Figure 3 shows each experiment's grounding line after 300, 600 and 900 a in the regions that see significant grounding line retreat: West Antarctica and Coats Land, the Sabrina Coast and the coast of George V Land. Overall there is a great deal of variation in mesh sensitivity between ice streams, which determines when, if ever, WAIS enters the final phase of collapse. In particular, the grounding line retreats over hundreds of kilometers in the Siple Coast and in the west and south of the Filchner-Ronne Ice Shelf in every experiment but retreats slowly, if at all, in the ASE unless Δ*x* ≤ 2 km. Thwaites Glacier is an extreme example, becoming a primary contributor to WAIS collapse only when Δ*x* ≤ 1 km. We will return to Thwaites Glacier after detailing the retreat elsewhere.

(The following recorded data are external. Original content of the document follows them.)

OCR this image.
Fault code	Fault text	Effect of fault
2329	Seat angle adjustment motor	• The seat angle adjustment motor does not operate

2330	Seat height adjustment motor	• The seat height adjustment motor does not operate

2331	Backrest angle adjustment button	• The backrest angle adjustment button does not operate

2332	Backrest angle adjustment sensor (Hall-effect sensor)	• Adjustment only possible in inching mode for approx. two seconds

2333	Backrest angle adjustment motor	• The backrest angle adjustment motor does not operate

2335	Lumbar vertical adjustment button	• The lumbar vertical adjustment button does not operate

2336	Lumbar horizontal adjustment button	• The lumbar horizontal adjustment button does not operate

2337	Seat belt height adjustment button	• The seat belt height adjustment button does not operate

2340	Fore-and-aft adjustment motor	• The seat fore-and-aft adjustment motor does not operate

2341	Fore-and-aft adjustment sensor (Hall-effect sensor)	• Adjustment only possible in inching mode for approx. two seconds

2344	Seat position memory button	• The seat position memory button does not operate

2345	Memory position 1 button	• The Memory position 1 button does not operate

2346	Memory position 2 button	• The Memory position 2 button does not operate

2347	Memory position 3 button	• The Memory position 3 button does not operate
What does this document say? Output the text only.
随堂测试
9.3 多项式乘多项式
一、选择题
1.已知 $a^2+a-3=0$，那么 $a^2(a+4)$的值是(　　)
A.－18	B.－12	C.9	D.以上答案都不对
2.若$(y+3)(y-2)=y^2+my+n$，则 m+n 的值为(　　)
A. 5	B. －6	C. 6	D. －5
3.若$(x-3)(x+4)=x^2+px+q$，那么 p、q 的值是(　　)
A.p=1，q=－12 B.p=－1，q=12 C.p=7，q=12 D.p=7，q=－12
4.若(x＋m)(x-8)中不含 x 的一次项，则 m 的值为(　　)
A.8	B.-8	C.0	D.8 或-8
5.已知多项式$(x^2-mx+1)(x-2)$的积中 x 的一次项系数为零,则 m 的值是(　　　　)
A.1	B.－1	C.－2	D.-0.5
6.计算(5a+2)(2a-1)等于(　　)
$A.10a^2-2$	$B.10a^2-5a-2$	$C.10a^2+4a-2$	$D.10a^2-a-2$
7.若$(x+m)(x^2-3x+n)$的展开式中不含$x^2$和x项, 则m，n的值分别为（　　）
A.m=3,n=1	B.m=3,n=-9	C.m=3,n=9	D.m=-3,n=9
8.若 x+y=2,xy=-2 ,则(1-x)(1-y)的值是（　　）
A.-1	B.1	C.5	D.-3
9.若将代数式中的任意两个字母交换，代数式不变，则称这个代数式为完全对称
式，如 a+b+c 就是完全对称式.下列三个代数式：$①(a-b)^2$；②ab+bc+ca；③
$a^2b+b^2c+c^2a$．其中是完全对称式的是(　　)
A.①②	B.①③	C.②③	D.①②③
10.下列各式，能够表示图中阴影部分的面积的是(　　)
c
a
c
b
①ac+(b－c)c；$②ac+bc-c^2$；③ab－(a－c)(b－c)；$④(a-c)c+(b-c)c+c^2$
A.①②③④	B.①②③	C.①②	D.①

Many of the ice streams flowing into the west and south of the Filchner-Ronne Ice Shelf retreat even given the coarsest meshes. The Möller and Institute ice stream grounding lines retreat across the Robin Subglacial Basin in the first 300 a of every experiment, albeit more slowly and stabilizing sooner at coarser resolutions, with the Bungenstock Ice Rise disappearing in every case but the SG0/8 km. Foundation Ice Stream behaves similarly, although the neighbouring Support Force Glacier sees its retreat attenuated prematurely in all but the SG0/0.5 km, SG4/1.0 km and SG4/0.5 km calculations. Evans Ice Stream and Rutford Ice Stream also retreat in every case, although the extent of their retreat is restricted to their present day fast flow when Δ*x* = 8 km. Given finer resolutions, their basins merge with that of Carson inlet and the combined ice stream diverts the upper reaches of Pine Island Glacier's catchment into the Filchner-Ronne Ice Shelf.

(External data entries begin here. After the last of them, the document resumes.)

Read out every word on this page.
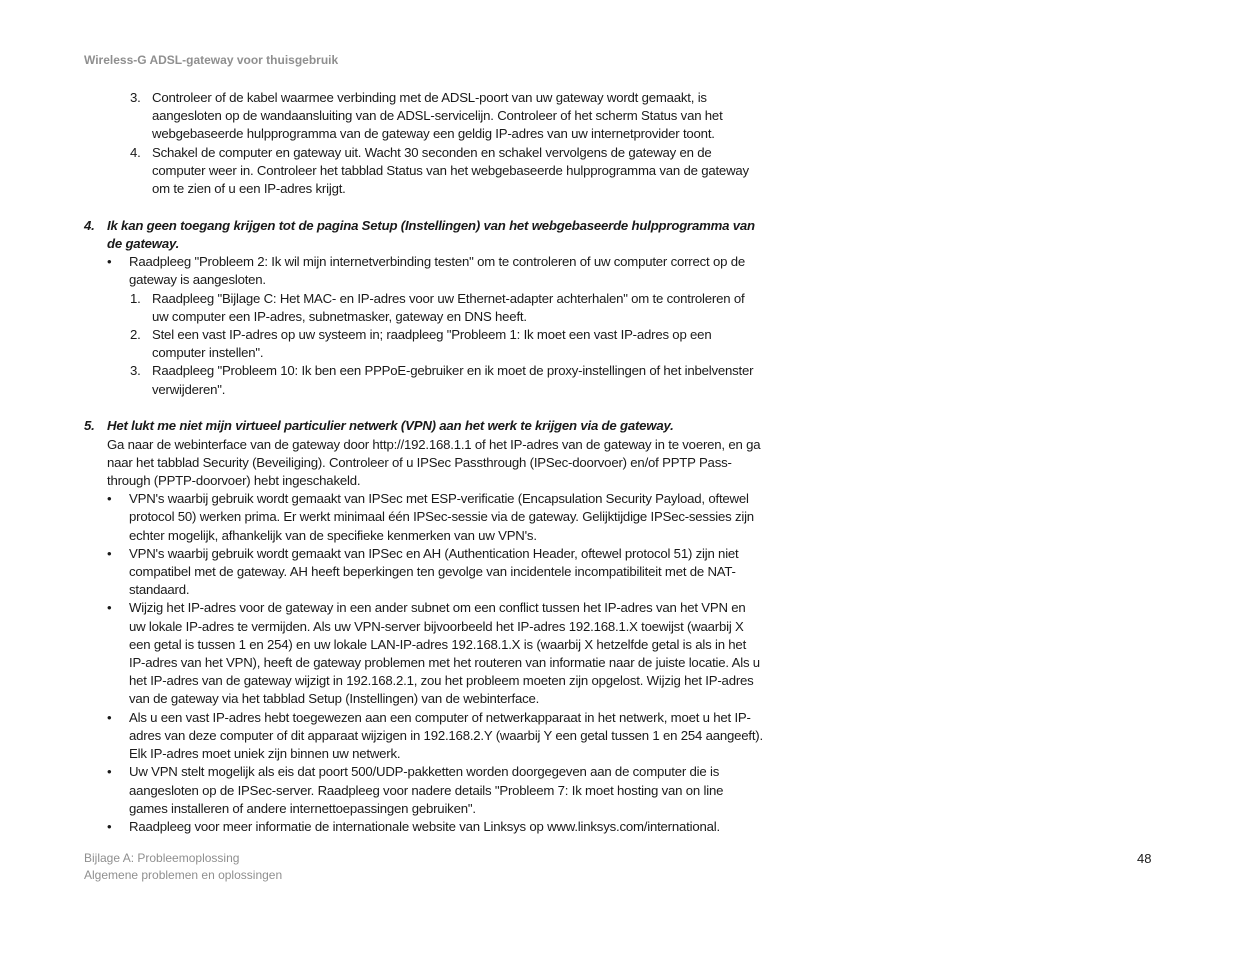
Wireless-G ADSL-gateway voor thuisgebruik

3. Controleer of de kabel waarmee verbinding met de ADSL-poort van uw gateway wordt gemaakt, is aangesloten op de wandaansluiting van de ADSL-servicelijn. Controleer of het scherm Status van het webgebaseerde hulpprogramma van de gateway een geldig IP-adres van uw internetprovider toont.

4. Schakel de computer en gateway uit. Wacht 30 seconden en schakel vervolgens de gateway en de computer weer in. Controleer het tabblad Status van het webgebaseerde hulpprogramma van de gateway om te zien of u een IP-adres krijgt.

4. Ik kan geen toegang krijgen tot de pagina Setup (Instellingen) van het webgebaseerde hulpprogramma van de gateway.

• Raadpleeg "Probleem 2: Ik wil mijn internetverbinding testen" om te controleren of uw computer correct op de gateway is aangesloten.

1. Raadpleeg "Bijlage C: Het MAC- en IP-adres voor uw Ethernet-adapter achterhalen" om te controleren of uw computer een IP-adres, subnetmasker, gateway en DNS heeft.

2. Stel een vast IP-adres op uw systeem in; raadpleeg "Probleem 1: Ik moet een vast IP-adres op een computer instellen".

3. Raadpleeg "Probleem 10: Ik ben een PPPoE-gebruiker en ik moet de proxy-instellingen of het inbelvenster verwijderen".

5. Het lukt me niet mijn virtueel particulier netwerk (VPN) aan het werk te krijgen via de gateway.

Ga naar de webinterface van de gateway door http://192.168.1.1 of het IP-adres van de gateway in te voeren, en ga naar het tabblad Security (Beveiliging). Controleer of u IPSec Passthrough (IPSec-doorvoer) en/of PPTP Pass-through (PPTP-doorvoer) hebt ingeschakeld.

• VPN's waarbij gebruik wordt gemaakt van IPSec met ESP-verificatie (Encapsulation Security Payload, oftewel protocol 50) werken prima. Er werkt minimaal één IPSec-sessie via de gateway. Gelijktijdige IPSec-sessies zijn echter mogelijk, afhankelijk van de specifieke kenmerken van uw VPN's.

• VPN's waarbij gebruik wordt gemaakt van IPSec en AH (Authentication Header, oftewel protocol 51) zijn niet compatibel met de gateway. AH heeft beperkingen ten gevolge van incidentele incompatibiliteit met de NAT-standaard.

• Wijzig het IP-adres voor de gateway in een ander subnet om een conflict tussen het IP-adres van het VPN en uw lokale IP-adres te vermijden. Als uw VPN-server bijvoorbeeld het IP-adres 192.168.1.X toewijst (waarbij X een getal is tussen 1 en 254) en uw lokale LAN-IP-adres 192.168.1.X is (waarbij X hetzelfde getal is als in het IP-adres van het VPN), heeft de gateway problemen met het routeren van informatie naar de juiste locatie. Als u het IP-adres van de gateway wijzigt in 192.168.2.1, zou het probleem moeten zijn opgelost. Wijzig het IP-adres van de gateway via het tabblad Setup (Instellingen) van de webinterface.

• Als u een vast IP-adres hebt toegewezen aan een computer of netwerkapparaat in het netwerk, moet u het IP-adres van deze computer of dit apparaat wijzigen in 192.168.2.Y (waarbij Y een getal tussen 1 en 254 aangeeft). Elk IP-adres moet uniek zijn binnen uw netwerk.

• Uw VPN stelt mogelijk als eis dat poort 500/UDP-pakketten worden doorgegeven aan de computer die is aangesloten op de IPSec-server. Raadpleeg voor nadere details "Probleem 7: Ik moet hosting van on line games installeren of andere internettoepassingen gebruiken".

• Raadpleeg voor meer informatie de internationale website van Linksys op www.linksys.com/international.

Bijlage A: Probleemoplossing
Algemene problemen en oplossingen
48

Grounding line retreat also occurs at all resolutions in the Siple Coast. Results are qualitatively similar in all of the SG4 experiments, with significant grounding line retreat in every ice stream but Kamb Ice Stream, the northern portion of which is left as an isolated ice rise by the end of the simulations. The same is true for SG0 once Δ*x* ≤ 2 km. Nonetheless, quantitative sensitivity to the mesh refinement is evident, with slower retreat at coarser resolutions, particularly in the SG0 cases.

If Pine Island Glacier retreats at all, it does so quickly enough for its grounding line to merge with Evans and Rutford ice streams within 300 a. Just as in earlier simulations (Cornford and others, Reference Cornford2013; Favier and others, Reference Favier2014; Cornford and others, Reference Cornford2015), the grounding line tends not to retreat at all in coarser resolution simulations without the subgrid friction scheme (SG0/8 km, SG0/4 km), and even at moderate resolution (SG0/2 km) retreat along the majority of the trunk does not occur within the first 300 a. With the subgrid friction scheme, only the coarsest resolution experiment (SG4/8 km) shows no retreat at all, although major retreat is delayed until after 300 a in the SG4/4 km experiment.

Crossing from West to East Antarctica, Slessor Glacier's grounding line retreats hundreds of kilometers within the first 300 a of each simulation and Bailey Ice Stream behaves similarly in all but the SG0/8 km experiment. In contrast, the nearby Recovery Glacier sees its grounding line stabilize on a ridge ~50 km upstream of its present day position in all but the SG4/1 km and SG4/0.5 km, where it crosses the ridge to a second stable position more than 200 km further upstream. Support Force Glacier also exhibits far more retreat in the finest resolution (SG0/0.5 km, SG4/1 km, SG4/0.5 km) experiments.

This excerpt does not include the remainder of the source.